Histórias de Migração: Paula Clemente

Desde pequena, algo sempre me dizia que Salvador, onde nasci, não seria onde eu iria morar para sempre.

Talvez isso fosse relacionado, ainda que de uma forma subconsciente, ao fato de correrem nas minhas veias o sangue espanhol. A ditadura de Franco fez com que meu pai saísse de sua cidade natal, Alicante, na Espanha, e fosse se aventurar em terras brasileiras nos anos 70. Ele gostou do clima tropical da Bahia e por ali decidiu ficar. Lá, conheceu minha mãe, que é baiana, e eu nasci dessa união.

A minha vontade de desbravar o mundo também pode se dever ao meu fascínio pela língua inglesa, idioma que sempre tive muita facilidade e gosto por aprender. Comecei a estudar english com 10 anos de idade e era a “nerd” da sala, não nego!

Na verdade, acho que uma soma de diversos fatores contribuiu com essa vontade latente e constante de ir “pra fora”. Por exemplo, gostar Geografia e História; amar aprender sobre diferentes culturas; querer trabalhar na ONU – algo que, diga-se de passagem, não se concretizou (mas quem sabe um dia, né?).  Enfim, só sei que o fato de não me sentir “encaixada” na minha cidade natal alimentava esse desejo profundo de conhecer outras terras.

Quando novinha, costumava passar férias na Espanha, onde tenho família por parte de meu pai, e mais tarde, embarquei para um intercâmbio de 6 meses no Canadá. Foi aí que a minha vida deu um giro de 180º.

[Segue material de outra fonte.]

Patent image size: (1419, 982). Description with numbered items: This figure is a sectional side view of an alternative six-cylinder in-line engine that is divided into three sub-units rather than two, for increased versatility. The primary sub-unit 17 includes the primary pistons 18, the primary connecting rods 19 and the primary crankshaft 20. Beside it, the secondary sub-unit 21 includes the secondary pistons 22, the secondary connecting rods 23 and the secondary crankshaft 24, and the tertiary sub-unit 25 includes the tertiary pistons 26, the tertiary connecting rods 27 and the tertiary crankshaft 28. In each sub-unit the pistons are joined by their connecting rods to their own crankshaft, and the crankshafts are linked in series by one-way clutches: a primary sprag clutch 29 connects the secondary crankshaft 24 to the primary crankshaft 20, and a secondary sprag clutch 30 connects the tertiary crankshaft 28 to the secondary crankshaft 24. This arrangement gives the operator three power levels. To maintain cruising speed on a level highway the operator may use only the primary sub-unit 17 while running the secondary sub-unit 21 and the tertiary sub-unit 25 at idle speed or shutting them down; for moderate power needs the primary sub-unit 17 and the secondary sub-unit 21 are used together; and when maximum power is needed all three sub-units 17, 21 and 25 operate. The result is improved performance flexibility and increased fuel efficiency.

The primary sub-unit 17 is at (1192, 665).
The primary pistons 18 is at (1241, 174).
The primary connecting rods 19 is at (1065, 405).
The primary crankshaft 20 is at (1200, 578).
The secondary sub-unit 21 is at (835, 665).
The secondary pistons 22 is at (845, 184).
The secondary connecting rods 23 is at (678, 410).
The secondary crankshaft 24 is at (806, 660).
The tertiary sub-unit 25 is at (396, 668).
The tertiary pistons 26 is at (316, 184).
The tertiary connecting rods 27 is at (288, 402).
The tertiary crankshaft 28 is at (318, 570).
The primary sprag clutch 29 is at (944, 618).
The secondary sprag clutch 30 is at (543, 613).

Eu escolhi a cidade de Toronto justamente por seu caráter anglo-saxão, mas também por seu grande número de imigrantes. Eu sentia que poderia vivenciar uma experiência realmente internacional, em todos os sentidos, e acabaria conhecendo muitas pessoas interessantes por lá. Isso de fato aconteceu, pois foi onde conheci o meu marido!

Marido este que, por sinal, não era canadense, mas sim inglês! Quando nos conhecemos, lembro que tinha dificuldade de entender seu sotaque, que é naturalmente e “britanicamente” mais fechado, e cheguei a questionar se meu nível de inglês, mesmo após tantos anos de dedicação e estudos, era tão bom quanto eu imaginava! Com o tempo, o incidente do sotaque (ou “accent gate”) foi se resolvendo e eu fui me acostumando também com o senso de humor dele, bem diferente do nosso.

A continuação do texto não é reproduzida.